Ousmane Sonko : Introspection sur le service des Mines et de la Géologie

Dans l’armature institutionnelle de notre pays,le Service des Mines et de la Géologie devrait avoir comme mission régalienne de veiller à l’application stricte de la convention d’établissement dans le cadre d’une meilleure appréciation de l’Etat des travaux d’exploration .Mais le constat est que ce démembrement institutionnel est une coquille vide confinée à évacuer des tâches administratives. C’est qu’a révélé l’ouvrage d’Ousmane Sonko dans « Pétrole et gaz, Chronique d’une spoliation ».

Le Service des Mines et de la Géologie logé au ministère des Mines et de la Géologie est une direction dont la lettre de politique sectorielle s’articule autour de la préparation et de la mise en œuvre de la politique définie par le Chef de l’État dans les domaines de l’industrie, de la prospection et de l’exploitation des mines. Petrosen étant pas essence une direction en charge de la surveillance technique des opérations pétrolières qui a montré ses limites avec un effectif global de moins de 70 agents dont moins de 20 ingénieurs géologues, le reste étant constitué de personnel administratif, d’après l’ouvrage d’Ousmane Sonko.
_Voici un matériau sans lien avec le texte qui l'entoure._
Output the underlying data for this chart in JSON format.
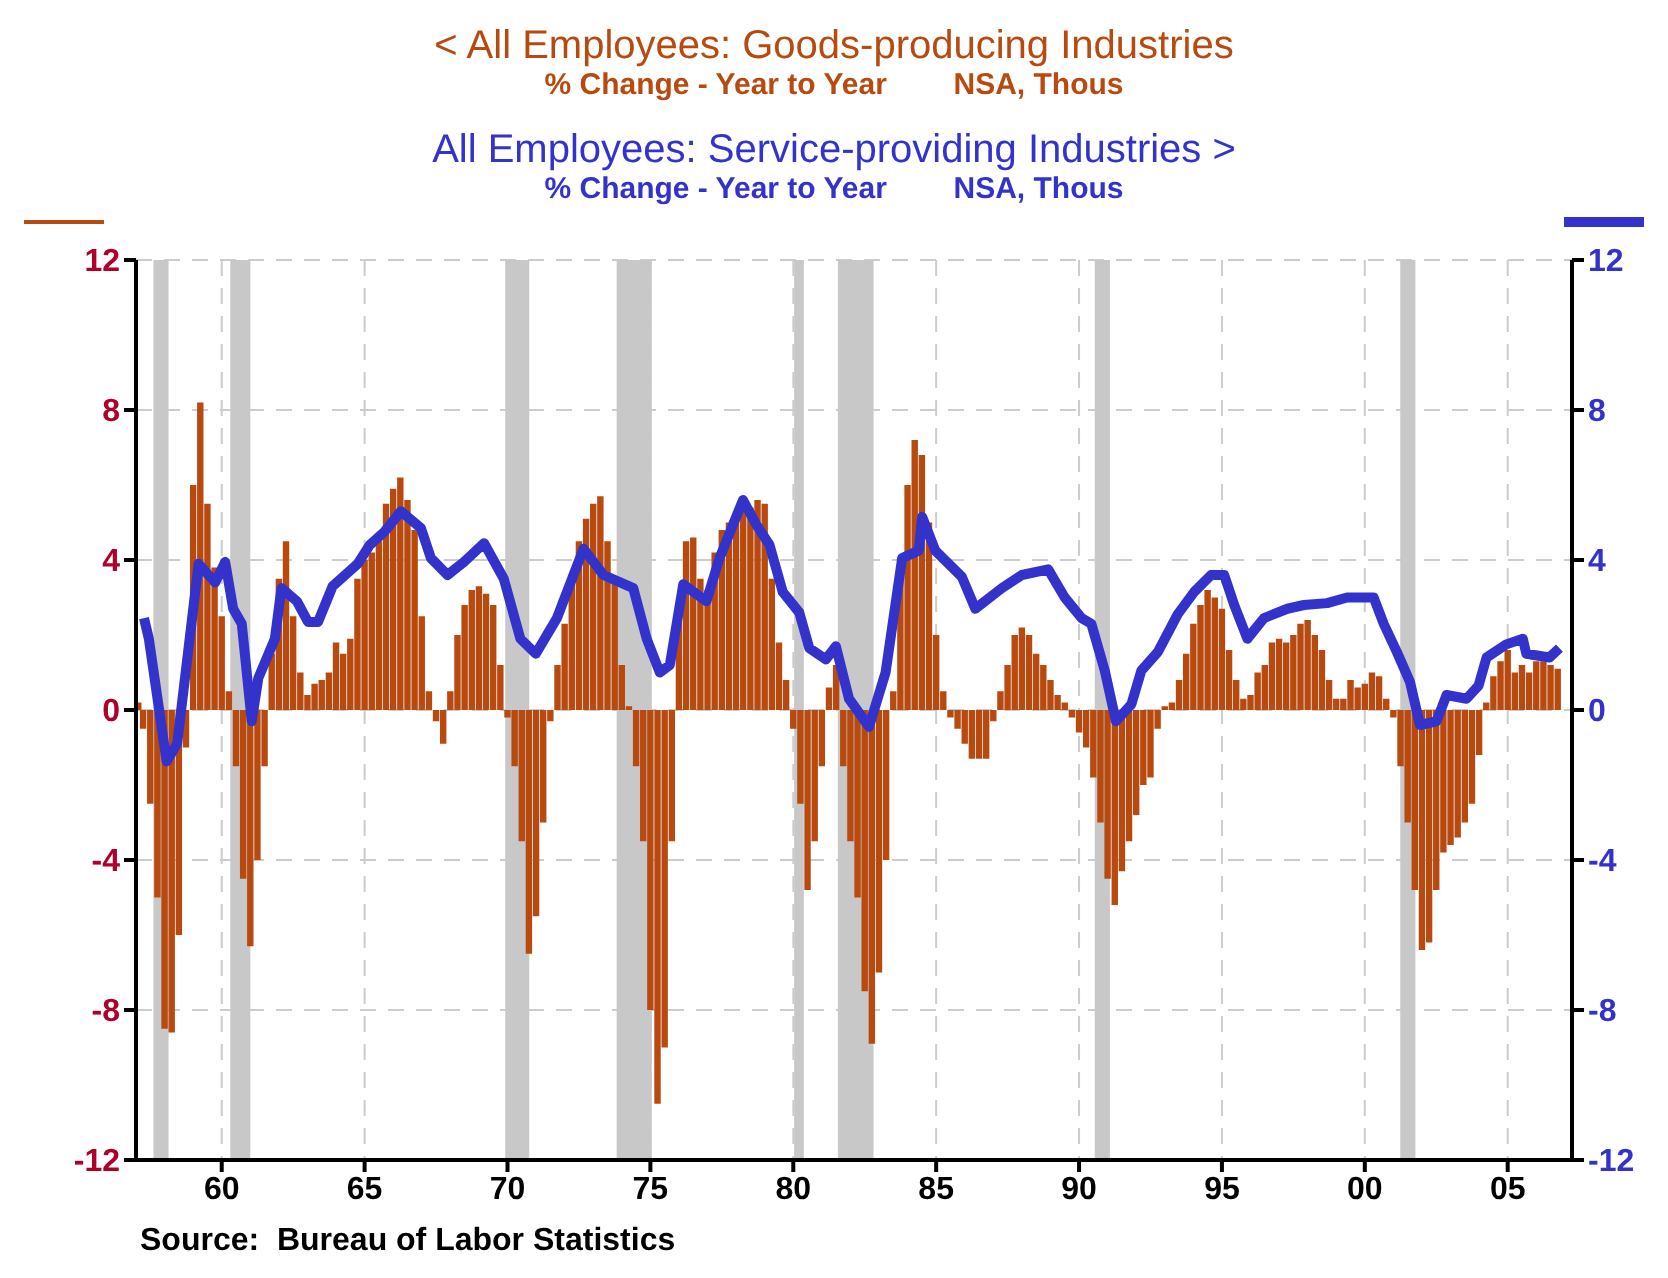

Ainsi donc, le Service des Mines et de la Géologie devrait jouer un rôle primordial et veiller tacitement à l’application stricte des clauses de la convention d’établissement ainsi qu’il est stipulé par les décret 64-363 du 20-05 1964 en ses articles,20,21,22,23. Pour le document de Sonko en effet, les renseignements consignés dans des rapports techniques fournis par le concessionnaire devraient permettre une meilleure appréciation de l’Etat des travaux d’exploration, une possibilité aux mines de se faire une « opinion ».Mais voilà, ce service ne reste confiné qu’aux tâches administratives. Ce qui rend la transparence de la gestion du pétrole quasi-impossible.